Пленник дернул плечом.
– Так, – ответил он. – Я пел в церковном хоре. Ну и…
Он тяжело покраснел, потому что Браницкий расхохотался. Нет слов, не слишком вежливо, но он даже вообразить себе не мог, что этот широкоплечий, крепкий парень пел когда-то в церковном хоре и получал тумаки от кюре за невыученную латынь.
– И кто такой этот святой Ремакль? – спросила Луиза. – Что-то я совсем его не помню.
– Арденнский епископ, – мрачно бросил парень. Больше всего его задело то, что над ним смеялись при Амелии, а он ничего не мог поделать. Он был очень гордым и тяжело переживал нанесенные оскорбления.
– А мы почти в Арденнах, – заметил Браницкий, перестав смеяться. – Ладно! В честь дня святого Ремакля я, так уж и быть, отпускаю вас, но вы обязаны немедленно покинуть город. Если я еще раз вас увижу, то велю повесить, слышите? И тогда все святые и епископы, вместе взятые, вас не спасут!
Он кивнул Плауцу, поклонился Амелии и двинулся прочь. Луиза зашагала следом.
– Ах, сударыня, – простонал смазливый, – вы даже представить себе не можете, что вы для нас сделали!
Амелия молча отстранилась, высвобождая подол. Почему-то теперь, хотя она знала, что поступила как должно, ей было немного неприятно. И эти люди, попавшие в беду, теперь тоже не вызывали у нее ничего, похожего на сочувствие.
– Идем, Ева, – сказала она. – Нам пора ехать.
Похожий на священника громко пререкался с одним из солдат, требуя, чтобы тот вернул ему золотую цепочку. Смазливый, поднявшись на ноги, отряхивал колени. К Плауцу подошел человек со шрамом.
– Чего тебе? – неприязненно спросил лейтенант.
– Мою саблю. Ты ее забрал, а на дорогах неспокойно.
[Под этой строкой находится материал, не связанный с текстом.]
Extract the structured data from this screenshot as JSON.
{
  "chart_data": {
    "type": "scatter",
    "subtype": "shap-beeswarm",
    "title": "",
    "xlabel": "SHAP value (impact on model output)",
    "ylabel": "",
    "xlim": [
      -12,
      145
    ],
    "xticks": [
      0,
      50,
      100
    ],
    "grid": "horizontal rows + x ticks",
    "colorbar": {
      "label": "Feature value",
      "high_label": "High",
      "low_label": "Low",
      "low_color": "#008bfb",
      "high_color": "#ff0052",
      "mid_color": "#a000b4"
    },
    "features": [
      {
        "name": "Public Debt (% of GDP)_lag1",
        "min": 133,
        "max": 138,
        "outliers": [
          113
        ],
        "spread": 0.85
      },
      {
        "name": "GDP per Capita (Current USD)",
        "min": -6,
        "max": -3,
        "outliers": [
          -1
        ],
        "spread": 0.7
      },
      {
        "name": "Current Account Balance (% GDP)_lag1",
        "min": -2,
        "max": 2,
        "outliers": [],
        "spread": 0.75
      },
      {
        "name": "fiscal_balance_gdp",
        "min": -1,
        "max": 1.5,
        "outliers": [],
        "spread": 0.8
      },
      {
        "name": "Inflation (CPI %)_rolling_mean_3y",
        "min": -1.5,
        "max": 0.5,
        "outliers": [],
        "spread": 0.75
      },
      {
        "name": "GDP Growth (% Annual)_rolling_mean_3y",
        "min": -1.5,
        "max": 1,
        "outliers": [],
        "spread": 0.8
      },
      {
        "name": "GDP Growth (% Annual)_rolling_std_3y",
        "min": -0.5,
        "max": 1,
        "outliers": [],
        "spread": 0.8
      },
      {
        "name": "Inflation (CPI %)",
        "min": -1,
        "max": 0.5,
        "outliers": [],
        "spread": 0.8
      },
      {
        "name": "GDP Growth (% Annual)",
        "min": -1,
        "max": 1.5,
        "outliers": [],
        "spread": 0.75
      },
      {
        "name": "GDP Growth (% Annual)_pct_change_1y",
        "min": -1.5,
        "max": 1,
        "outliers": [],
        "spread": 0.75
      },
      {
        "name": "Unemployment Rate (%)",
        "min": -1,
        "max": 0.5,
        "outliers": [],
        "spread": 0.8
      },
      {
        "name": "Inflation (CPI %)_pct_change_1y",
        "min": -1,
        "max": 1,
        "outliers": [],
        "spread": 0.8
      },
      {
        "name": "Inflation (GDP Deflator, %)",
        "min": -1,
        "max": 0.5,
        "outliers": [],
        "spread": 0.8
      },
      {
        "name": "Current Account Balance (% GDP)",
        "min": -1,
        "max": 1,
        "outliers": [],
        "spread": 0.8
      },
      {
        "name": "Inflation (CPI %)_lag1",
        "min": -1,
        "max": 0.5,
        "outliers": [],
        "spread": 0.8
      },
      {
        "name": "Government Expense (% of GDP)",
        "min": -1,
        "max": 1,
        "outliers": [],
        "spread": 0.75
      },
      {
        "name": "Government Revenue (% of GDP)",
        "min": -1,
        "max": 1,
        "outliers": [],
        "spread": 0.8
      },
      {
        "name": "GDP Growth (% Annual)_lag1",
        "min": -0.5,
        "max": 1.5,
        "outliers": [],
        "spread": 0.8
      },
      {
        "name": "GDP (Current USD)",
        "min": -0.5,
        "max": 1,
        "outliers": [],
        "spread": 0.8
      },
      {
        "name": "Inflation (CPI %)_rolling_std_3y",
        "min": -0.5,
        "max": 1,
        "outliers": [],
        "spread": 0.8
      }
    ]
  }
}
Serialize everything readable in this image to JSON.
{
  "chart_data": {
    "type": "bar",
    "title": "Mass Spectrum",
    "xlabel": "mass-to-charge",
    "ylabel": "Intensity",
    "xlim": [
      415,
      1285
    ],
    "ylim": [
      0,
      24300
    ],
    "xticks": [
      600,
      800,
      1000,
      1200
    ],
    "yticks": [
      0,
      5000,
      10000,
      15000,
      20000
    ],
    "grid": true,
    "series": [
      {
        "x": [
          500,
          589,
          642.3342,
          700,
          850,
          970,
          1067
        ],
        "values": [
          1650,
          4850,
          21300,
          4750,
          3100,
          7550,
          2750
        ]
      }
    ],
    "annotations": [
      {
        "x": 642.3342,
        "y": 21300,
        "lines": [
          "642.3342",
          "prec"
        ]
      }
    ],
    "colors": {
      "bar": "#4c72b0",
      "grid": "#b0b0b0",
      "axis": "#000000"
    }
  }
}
Лейтенант посмотрел ему в глаза и молча бросил саблю в грязную лужу у ног пленника. Солдаты рассмеялись.
– Попадись ты мне! – добавил лейтенант, чтобы последнее слово осталось за ним.
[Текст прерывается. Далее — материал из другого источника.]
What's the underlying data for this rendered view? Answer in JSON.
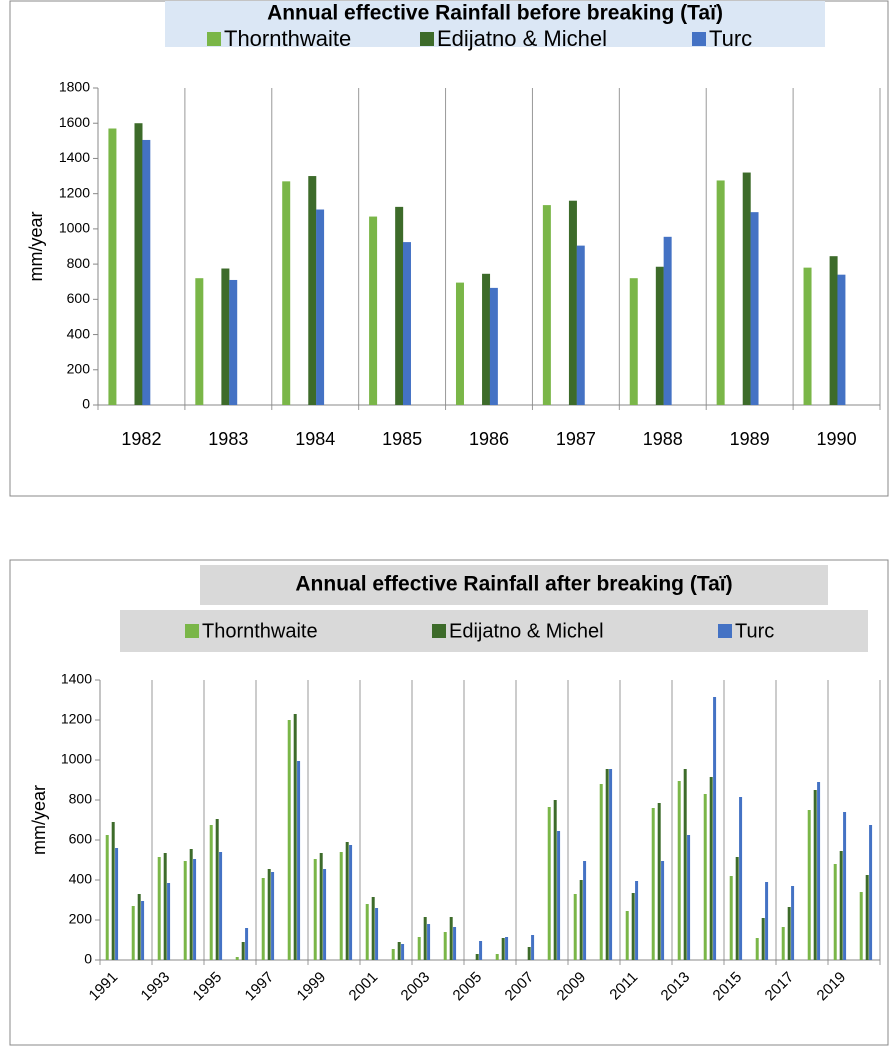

На скулах человека со шрамом дернулись желваки, но усилием воли он все же овладел собой и подобрал испачканное оружие. Отойдя от пруссаков на достаточное расстояние, он вытер его и повесил на пояс, после чего направился к реке. Примерно в том же направлении только что удалилась зеленоглазая незнакомка, но, конечно, это было лишь совпадением.
В толпе на мосту Святого Креста он увидел Амелию, которая разговаривала с каким-то господином в сером сюртуке. Они обменялись несколькими словами, господин учтиво поклонился, и молодая женщина села в карету. Человек со шрамом проводил ее глазами и вздохнул.
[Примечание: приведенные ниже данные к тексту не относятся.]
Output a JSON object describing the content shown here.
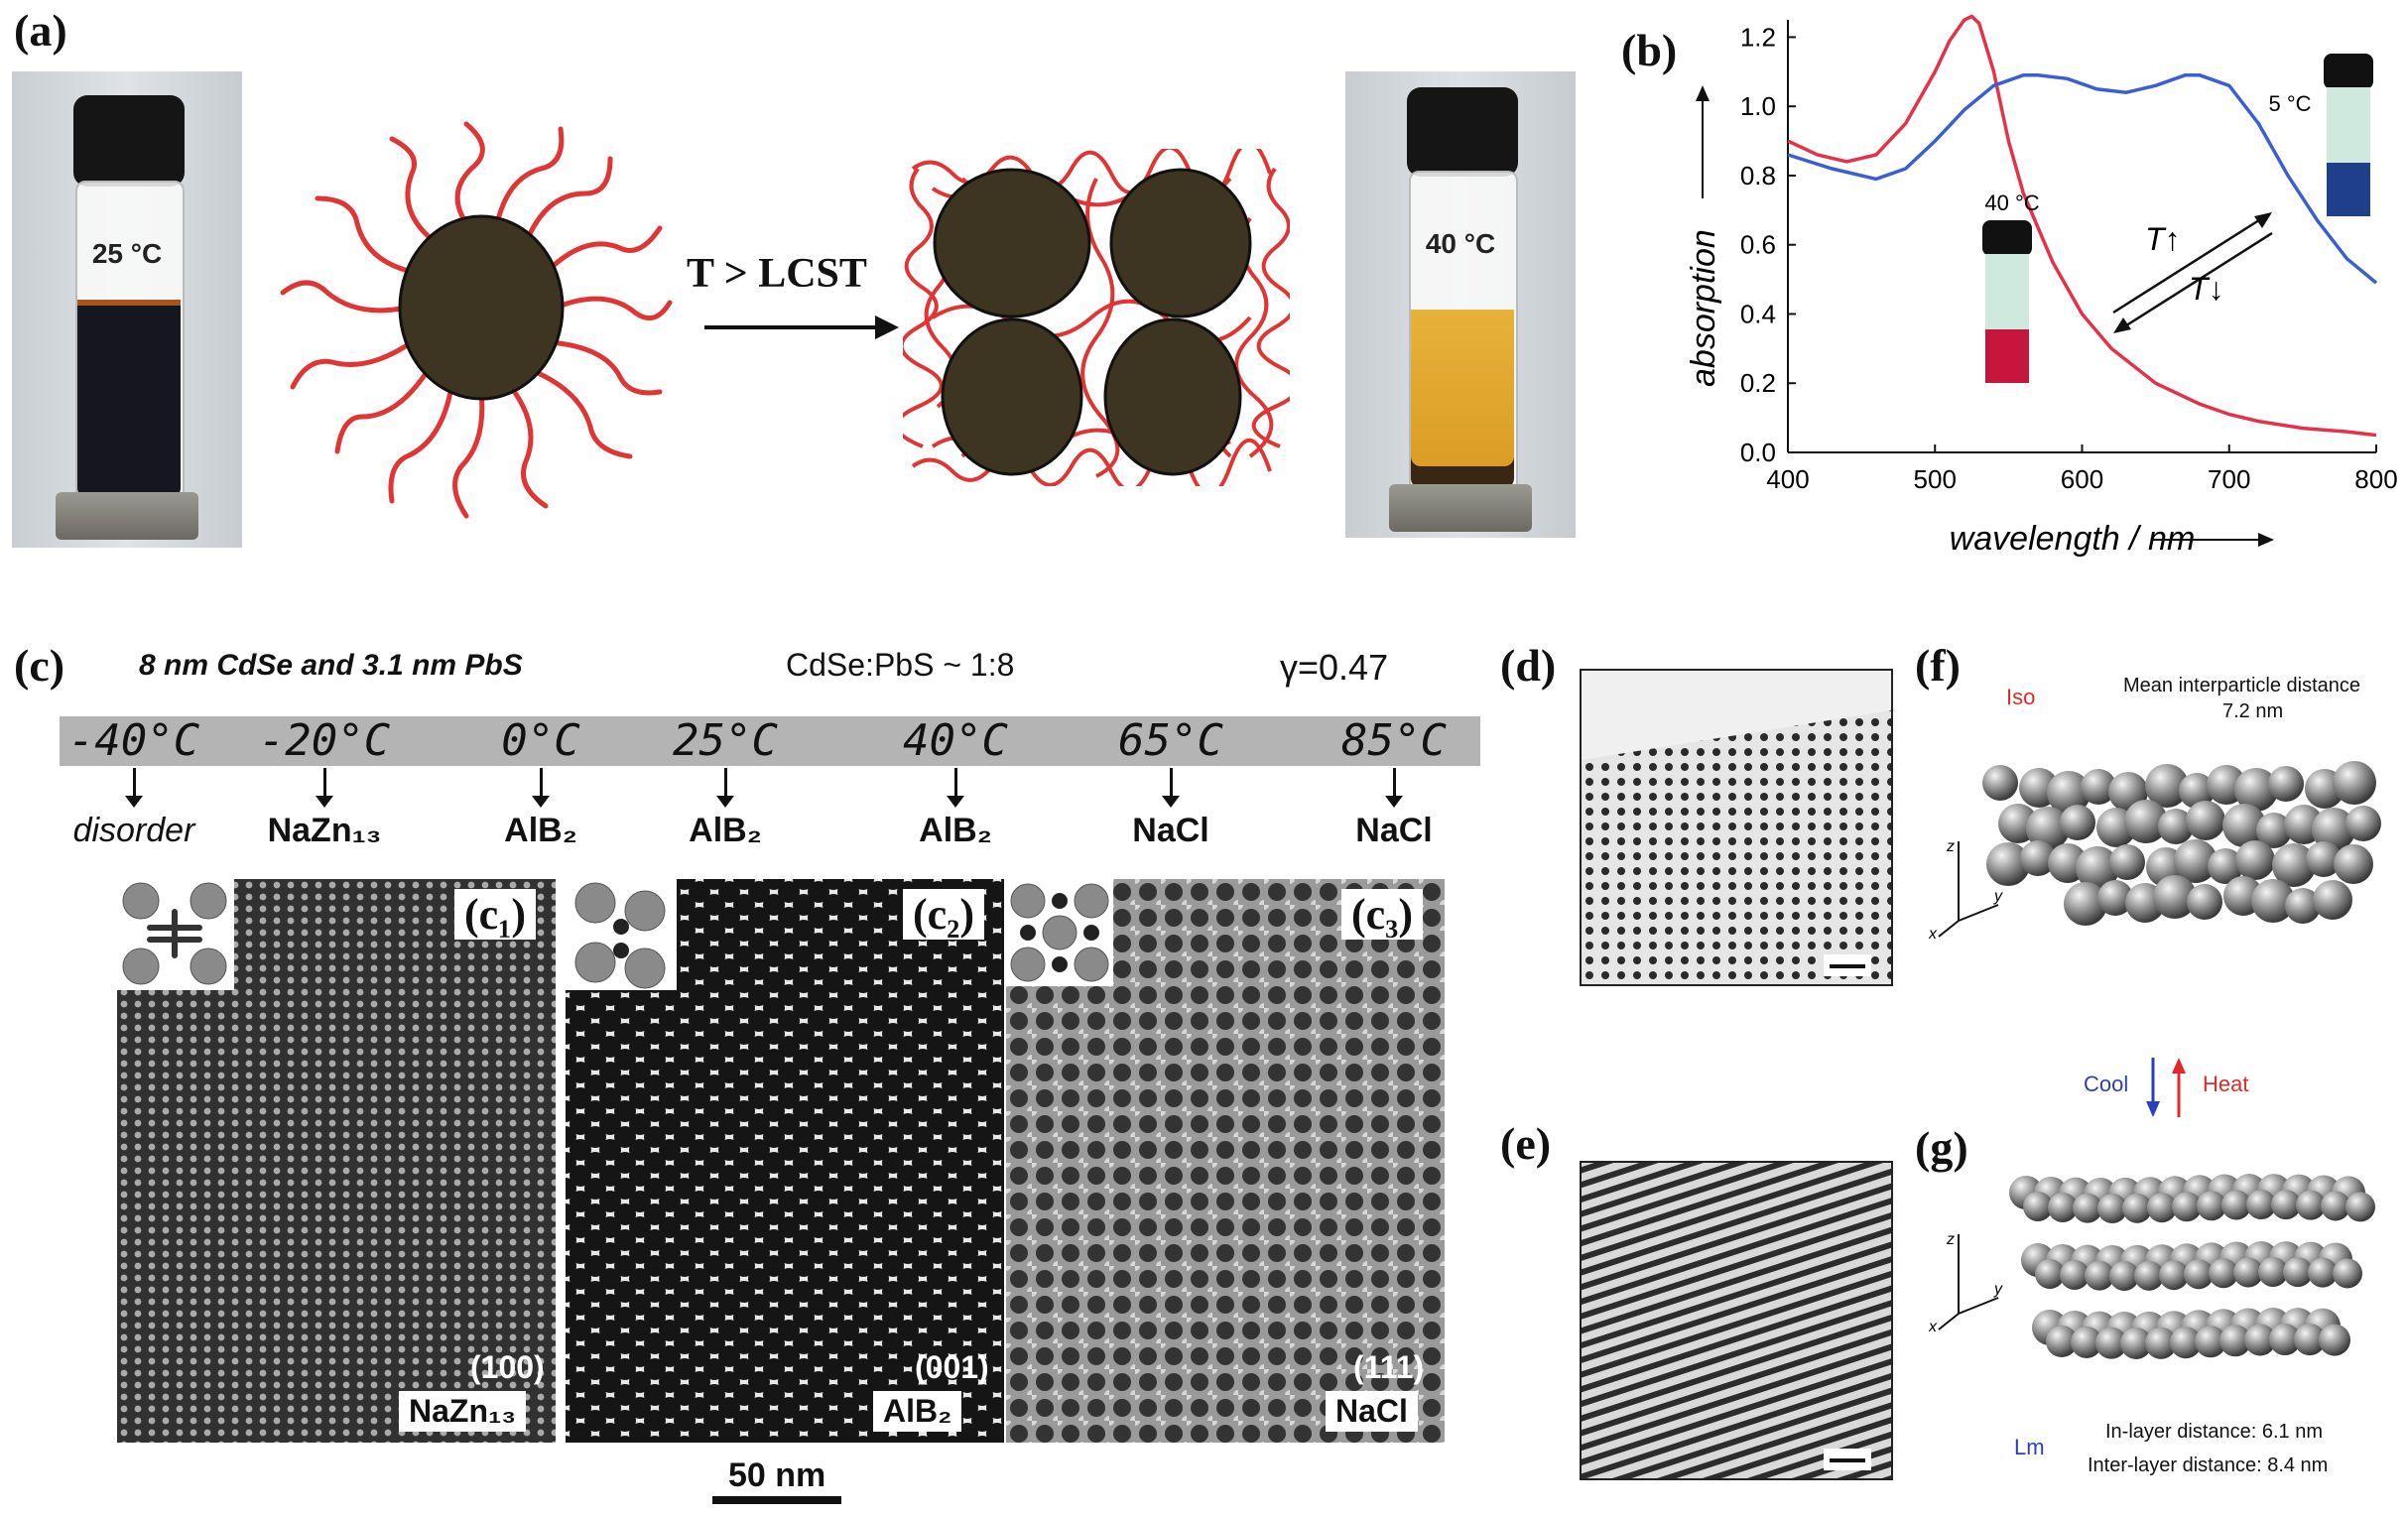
{
  "panel_a": {
    "label": "(a)",
    "vial_left_temp": "25 °C",
    "vial_right_temp": "40 °C",
    "arrow_text": "T > LCST",
    "colors": {
      "particle": "#3d3421",
      "polymer": "#e03535",
      "liquid_cold": "#1a1a24",
      "liquid_hot": "#e3a52a"
    }
  },
  "panel_b": {
    "label": "(b)",
    "vial_hot_label": "40 °C",
    "vial_cold_label": "5 °C",
    "t_up": "T↑",
    "t_down": "T↓"
  },
  "chart_data": {
    "type": "line",
    "xlabel": "wavelength / nm",
    "ylabel": "absorption",
    "xlim": [
      400,
      800
    ],
    "ylim": [
      0.0,
      1.25
    ],
    "xticks": [
      "400",
      "500",
      "600",
      "700",
      "800"
    ],
    "yticks": [
      "0.0",
      "0.2",
      "0.4",
      "0.6",
      "0.8",
      "1.0",
      "1.2"
    ],
    "series": [
      {
        "name": "40 °C",
        "color": "#e4324a",
        "x": [
          400,
          420,
          440,
          460,
          480,
          500,
          510,
          520,
          525,
          530,
          540,
          550,
          560,
          580,
          600,
          620,
          650,
          680,
          700,
          720,
          750,
          780,
          800
        ],
        "y": [
          0.9,
          0.86,
          0.84,
          0.86,
          0.95,
          1.1,
          1.19,
          1.25,
          1.26,
          1.24,
          1.1,
          0.9,
          0.75,
          0.55,
          0.4,
          0.3,
          0.2,
          0.14,
          0.11,
          0.09,
          0.07,
          0.06,
          0.05
        ]
      },
      {
        "name": "5 °C",
        "color": "#3b5fd0",
        "x": [
          400,
          430,
          460,
          480,
          500,
          520,
          540,
          560,
          570,
          590,
          610,
          630,
          650,
          670,
          680,
          700,
          720,
          740,
          760,
          780,
          800
        ],
        "y": [
          0.86,
          0.82,
          0.79,
          0.82,
          0.9,
          0.99,
          1.06,
          1.09,
          1.09,
          1.08,
          1.05,
          1.04,
          1.06,
          1.09,
          1.09,
          1.06,
          0.95,
          0.8,
          0.67,
          0.56,
          0.49
        ]
      }
    ]
  },
  "panel_c": {
    "label": "(c)",
    "header_left": "8 nm CdSe and 3.1 nm PbS",
    "header_mid": "CdSe:PbS ~ 1:8",
    "header_right": "γ=0.47",
    "temps": [
      {
        "t": "-40°C",
        "phase": "disorder"
      },
      {
        "t": "-20°C",
        "phase": "NaZn₁₃"
      },
      {
        "t": "0°C",
        "phase": "AlB₂"
      },
      {
        "t": "25°C",
        "phase": "AlB₂"
      },
      {
        "t": "40°C",
        "phase": "AlB₂"
      },
      {
        "t": "65°C",
        "phase": "NaCl"
      },
      {
        "t": "85°C",
        "phase": "NaCl"
      }
    ],
    "images": [
      {
        "sublabel": "(c₁)",
        "miller": "(100)",
        "tag": "NaZn₁₃"
      },
      {
        "sublabel": "(c₂)",
        "miller": "(001)",
        "tag": "AlB₂"
      },
      {
        "sublabel": "(c₃)",
        "miller": "(111)",
        "tag": "NaCl"
      }
    ],
    "scalebar": "50 nm"
  },
  "panel_d": {
    "label": "(d)"
  },
  "panel_e": {
    "label": "(e)"
  },
  "panel_f": {
    "label": "(f)",
    "iso": "Iso",
    "mean_distance_title": "Mean interparticle distance",
    "mean_distance_value": "7.2 nm"
  },
  "cool_heat": {
    "cool": "Cool",
    "heat": "Heat"
  },
  "panel_g": {
    "label": "(g)",
    "lm": "Lm",
    "in_layer": "In-layer distance: 6.1 nm",
    "inter_layer": "Inter-layer distance: 8.4 nm"
  }
}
Он двинулся к воротам Сент-Мену, не заметив, что в толпе стояли трое его знакомых, и эти трое тоже чрезвычайно внимательно смотрели на свояченицу полковника Браницкого.
– А дамочка-то богатая, – сказал тот, что смахивал на священника.
– Одни сережки сколько стоят, – поддержал его смазливый.
– Черт бы побрал этих пруссаков, – тоскливо промолвил маленький. – Мародеры им, видите ли, не нравятся. Синие[5] тоже сволочи порядочные, но хоть грабить не мешают.
– Ты это, язык не распускай, – шепнул священник. – Мало ли кто услышит.
– Чё делать-то будем? – деловито спросил смазливый.
– У меня есть одна мысль, – объявил маленький. – Надо только к куму Жильберу наведаться. У него лошади – просто загляденье.
– Правильно, – одобрил священник. – Надо убираться отсюда поскорее, а не то этот полковник еще про нас вспомнит. Вы как хотите, но у меня нет никакой охоты болтаться на веревке.